As some of the worst storms in decades continue to batter the continent, countries across Europe are on high alert with train lines damaged and scores of homes hit by flooding. Ciara Sutton asks if the bad weather will dampen the region’s fragile recovery.
REPORTER: A train line literally suspended. This is Dawlish on [sic] the south west of England, where high seas have washed away the sea wall. It's the latest victim of the extreme weather that's been battering the coast for weeks, and it's expected to take at least six weeks to repair. Storms in neighbouring Cornwall have done an estimated 14 million pounds in damage. And business leaders say the closure of the train line will cost the region millions of pounds every day it's out of use. Flooding in Somerset has forced scores of people out of their homes and left others without power. The water-pumping operation in the area is costing a reported 100,000 pounds a week as they prepare to start dredging rivers. The government has pledged an extra 100 million pounds towards damage and future maintenance in Somerset. British finance minister, George Osborne.

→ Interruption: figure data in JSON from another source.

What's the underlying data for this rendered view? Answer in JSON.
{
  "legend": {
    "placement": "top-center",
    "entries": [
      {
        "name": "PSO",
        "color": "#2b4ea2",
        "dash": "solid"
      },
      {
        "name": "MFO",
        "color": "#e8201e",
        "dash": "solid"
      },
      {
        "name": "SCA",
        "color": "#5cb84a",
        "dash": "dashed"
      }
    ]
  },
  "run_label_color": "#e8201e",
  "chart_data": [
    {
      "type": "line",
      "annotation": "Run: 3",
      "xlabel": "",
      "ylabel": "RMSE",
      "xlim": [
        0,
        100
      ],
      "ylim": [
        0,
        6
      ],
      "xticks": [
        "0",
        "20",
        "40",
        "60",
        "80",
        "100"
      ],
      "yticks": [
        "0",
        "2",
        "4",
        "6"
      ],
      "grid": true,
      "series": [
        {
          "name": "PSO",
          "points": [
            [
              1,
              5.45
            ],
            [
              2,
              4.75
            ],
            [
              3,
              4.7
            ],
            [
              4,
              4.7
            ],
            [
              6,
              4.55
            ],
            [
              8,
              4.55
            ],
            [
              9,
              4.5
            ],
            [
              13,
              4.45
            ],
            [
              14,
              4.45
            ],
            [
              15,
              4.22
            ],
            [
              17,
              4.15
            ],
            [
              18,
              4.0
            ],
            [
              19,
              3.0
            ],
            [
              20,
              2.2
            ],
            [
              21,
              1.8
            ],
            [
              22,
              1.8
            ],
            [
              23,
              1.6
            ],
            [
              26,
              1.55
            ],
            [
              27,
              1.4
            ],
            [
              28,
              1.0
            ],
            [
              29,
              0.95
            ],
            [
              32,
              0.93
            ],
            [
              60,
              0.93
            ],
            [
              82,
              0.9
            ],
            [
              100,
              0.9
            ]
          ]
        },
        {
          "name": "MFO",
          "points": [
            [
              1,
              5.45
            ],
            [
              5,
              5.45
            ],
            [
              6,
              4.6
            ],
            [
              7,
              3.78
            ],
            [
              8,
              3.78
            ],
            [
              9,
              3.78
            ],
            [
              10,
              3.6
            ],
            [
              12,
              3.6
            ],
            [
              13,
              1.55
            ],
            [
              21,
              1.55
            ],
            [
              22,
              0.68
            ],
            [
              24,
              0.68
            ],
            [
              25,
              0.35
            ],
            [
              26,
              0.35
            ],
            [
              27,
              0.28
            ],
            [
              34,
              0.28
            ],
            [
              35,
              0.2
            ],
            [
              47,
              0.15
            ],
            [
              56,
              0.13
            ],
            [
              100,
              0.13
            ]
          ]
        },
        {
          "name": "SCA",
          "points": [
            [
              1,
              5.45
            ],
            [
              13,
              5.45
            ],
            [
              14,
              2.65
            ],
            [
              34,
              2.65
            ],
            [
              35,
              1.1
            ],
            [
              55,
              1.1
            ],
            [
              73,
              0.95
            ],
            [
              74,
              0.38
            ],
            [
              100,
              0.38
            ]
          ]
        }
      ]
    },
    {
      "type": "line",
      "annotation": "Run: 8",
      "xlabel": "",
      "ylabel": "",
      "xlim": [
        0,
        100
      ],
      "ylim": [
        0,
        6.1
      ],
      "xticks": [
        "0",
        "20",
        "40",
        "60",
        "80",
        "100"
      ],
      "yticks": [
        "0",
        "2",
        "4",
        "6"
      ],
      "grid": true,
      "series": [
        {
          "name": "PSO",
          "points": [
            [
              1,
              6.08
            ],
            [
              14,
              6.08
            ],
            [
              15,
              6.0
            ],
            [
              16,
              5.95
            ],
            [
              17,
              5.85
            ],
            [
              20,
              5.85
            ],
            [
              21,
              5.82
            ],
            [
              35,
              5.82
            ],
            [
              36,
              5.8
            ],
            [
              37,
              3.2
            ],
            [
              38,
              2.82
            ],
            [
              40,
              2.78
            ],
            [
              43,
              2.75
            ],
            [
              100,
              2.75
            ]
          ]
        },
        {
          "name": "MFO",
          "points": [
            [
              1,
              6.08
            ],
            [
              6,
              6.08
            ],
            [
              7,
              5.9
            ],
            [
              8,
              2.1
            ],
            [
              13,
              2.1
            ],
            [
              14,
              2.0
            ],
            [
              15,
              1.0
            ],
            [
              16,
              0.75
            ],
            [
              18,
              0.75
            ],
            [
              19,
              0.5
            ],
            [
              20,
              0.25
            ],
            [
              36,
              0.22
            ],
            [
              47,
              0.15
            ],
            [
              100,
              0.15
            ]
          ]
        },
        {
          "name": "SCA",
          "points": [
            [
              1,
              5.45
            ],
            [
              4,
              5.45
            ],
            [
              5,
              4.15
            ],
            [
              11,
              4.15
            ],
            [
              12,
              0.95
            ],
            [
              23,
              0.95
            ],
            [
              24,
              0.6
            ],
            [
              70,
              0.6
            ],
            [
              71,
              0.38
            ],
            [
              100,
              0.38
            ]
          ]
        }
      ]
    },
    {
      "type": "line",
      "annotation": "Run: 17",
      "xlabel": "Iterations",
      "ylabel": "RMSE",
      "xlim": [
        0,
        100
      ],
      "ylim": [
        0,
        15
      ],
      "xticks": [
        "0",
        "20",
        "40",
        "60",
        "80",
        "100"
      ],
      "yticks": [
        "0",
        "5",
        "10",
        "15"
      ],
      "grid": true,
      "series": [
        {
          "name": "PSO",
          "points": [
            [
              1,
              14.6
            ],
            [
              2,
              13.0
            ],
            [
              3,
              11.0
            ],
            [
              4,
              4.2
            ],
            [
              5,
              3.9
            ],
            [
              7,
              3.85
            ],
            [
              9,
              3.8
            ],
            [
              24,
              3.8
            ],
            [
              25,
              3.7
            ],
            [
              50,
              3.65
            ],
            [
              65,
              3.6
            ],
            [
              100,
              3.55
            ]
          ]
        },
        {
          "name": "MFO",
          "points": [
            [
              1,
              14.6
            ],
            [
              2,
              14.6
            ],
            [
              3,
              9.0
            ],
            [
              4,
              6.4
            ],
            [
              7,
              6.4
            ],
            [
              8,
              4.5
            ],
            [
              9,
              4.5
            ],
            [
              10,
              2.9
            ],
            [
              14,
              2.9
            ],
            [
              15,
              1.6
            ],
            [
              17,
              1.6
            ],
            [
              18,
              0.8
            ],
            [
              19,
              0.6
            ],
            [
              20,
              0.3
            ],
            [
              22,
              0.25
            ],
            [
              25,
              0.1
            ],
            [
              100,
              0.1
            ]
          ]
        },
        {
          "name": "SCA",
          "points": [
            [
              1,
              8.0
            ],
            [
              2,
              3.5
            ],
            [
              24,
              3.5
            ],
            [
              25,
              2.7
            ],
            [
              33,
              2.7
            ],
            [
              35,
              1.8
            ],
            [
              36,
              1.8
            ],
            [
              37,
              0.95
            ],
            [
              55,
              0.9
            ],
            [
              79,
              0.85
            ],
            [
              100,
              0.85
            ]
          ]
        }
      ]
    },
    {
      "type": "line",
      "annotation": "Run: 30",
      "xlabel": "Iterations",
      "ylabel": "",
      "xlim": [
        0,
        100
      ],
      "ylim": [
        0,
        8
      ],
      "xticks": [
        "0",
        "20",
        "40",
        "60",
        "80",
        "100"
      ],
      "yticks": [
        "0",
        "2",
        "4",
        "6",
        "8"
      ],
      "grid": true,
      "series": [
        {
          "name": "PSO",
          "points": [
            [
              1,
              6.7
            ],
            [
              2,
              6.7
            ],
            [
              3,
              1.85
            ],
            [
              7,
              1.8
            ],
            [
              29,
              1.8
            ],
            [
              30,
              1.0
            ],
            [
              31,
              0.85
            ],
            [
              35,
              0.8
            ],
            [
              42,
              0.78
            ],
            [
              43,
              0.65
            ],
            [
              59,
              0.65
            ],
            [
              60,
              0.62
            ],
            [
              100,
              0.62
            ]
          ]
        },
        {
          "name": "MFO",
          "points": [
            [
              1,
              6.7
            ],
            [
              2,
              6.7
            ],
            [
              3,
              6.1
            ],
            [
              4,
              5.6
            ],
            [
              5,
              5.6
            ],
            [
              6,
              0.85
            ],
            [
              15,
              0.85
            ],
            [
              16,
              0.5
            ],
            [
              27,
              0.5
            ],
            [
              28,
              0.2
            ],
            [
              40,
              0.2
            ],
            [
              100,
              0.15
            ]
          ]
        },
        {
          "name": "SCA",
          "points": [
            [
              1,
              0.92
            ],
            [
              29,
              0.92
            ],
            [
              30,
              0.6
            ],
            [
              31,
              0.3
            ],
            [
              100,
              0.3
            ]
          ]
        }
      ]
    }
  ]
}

BRITISH CHANCELLOR, GEORGE OSBORNE: "We've committed to support the local councils whose budgets have been stretched by this. We've deployed national support through things like our armed services, and we're committing in the future, to billions of pounds of investment in our flood defenses in making sure our country's better prepared to deal with the exceptional weather we've had."
REPORTER: Despite the unrelenting winter, Alan Higgins from Coutts is not concerned that the financial impacts will be significant.
ALAN HIGGINS, COUTTS: "Of course no-one likes to go shopping in this weather, so the retail sector could be under pressure, it could be good for the sales, if you like. It's a marginal impact in terms of GDP. I wouldn't overplay it."
REPORTER: It's not just the UK on high alert. French and Spanish coasts have also been sharing the misery. And heavy snowfall has been blanketing Slovenia, and parts of Serbia and Croatia, cutting power to thousands of homes. Over in the US, the winter siege is beginning to take its toll. Richard Hunter from Hargreaves Lansdown.
RICHARD HUNTER, HEAD OF EQUITIES AT HARGREAVES LANSDOWN: "US economists are currently grappling with how much of theweakness in the economic data, when you think about the manufacturing figures the other day, is simply weather related, how much of it is seasonal, and whether the predicted snap is actually going to come back with a vengeance."
REPORTER: With the adverse weather showing little sign of reprieve, governments will be counting the cost of the damage. And with more storms brewing in the Atlantic, those costs are expected to rise.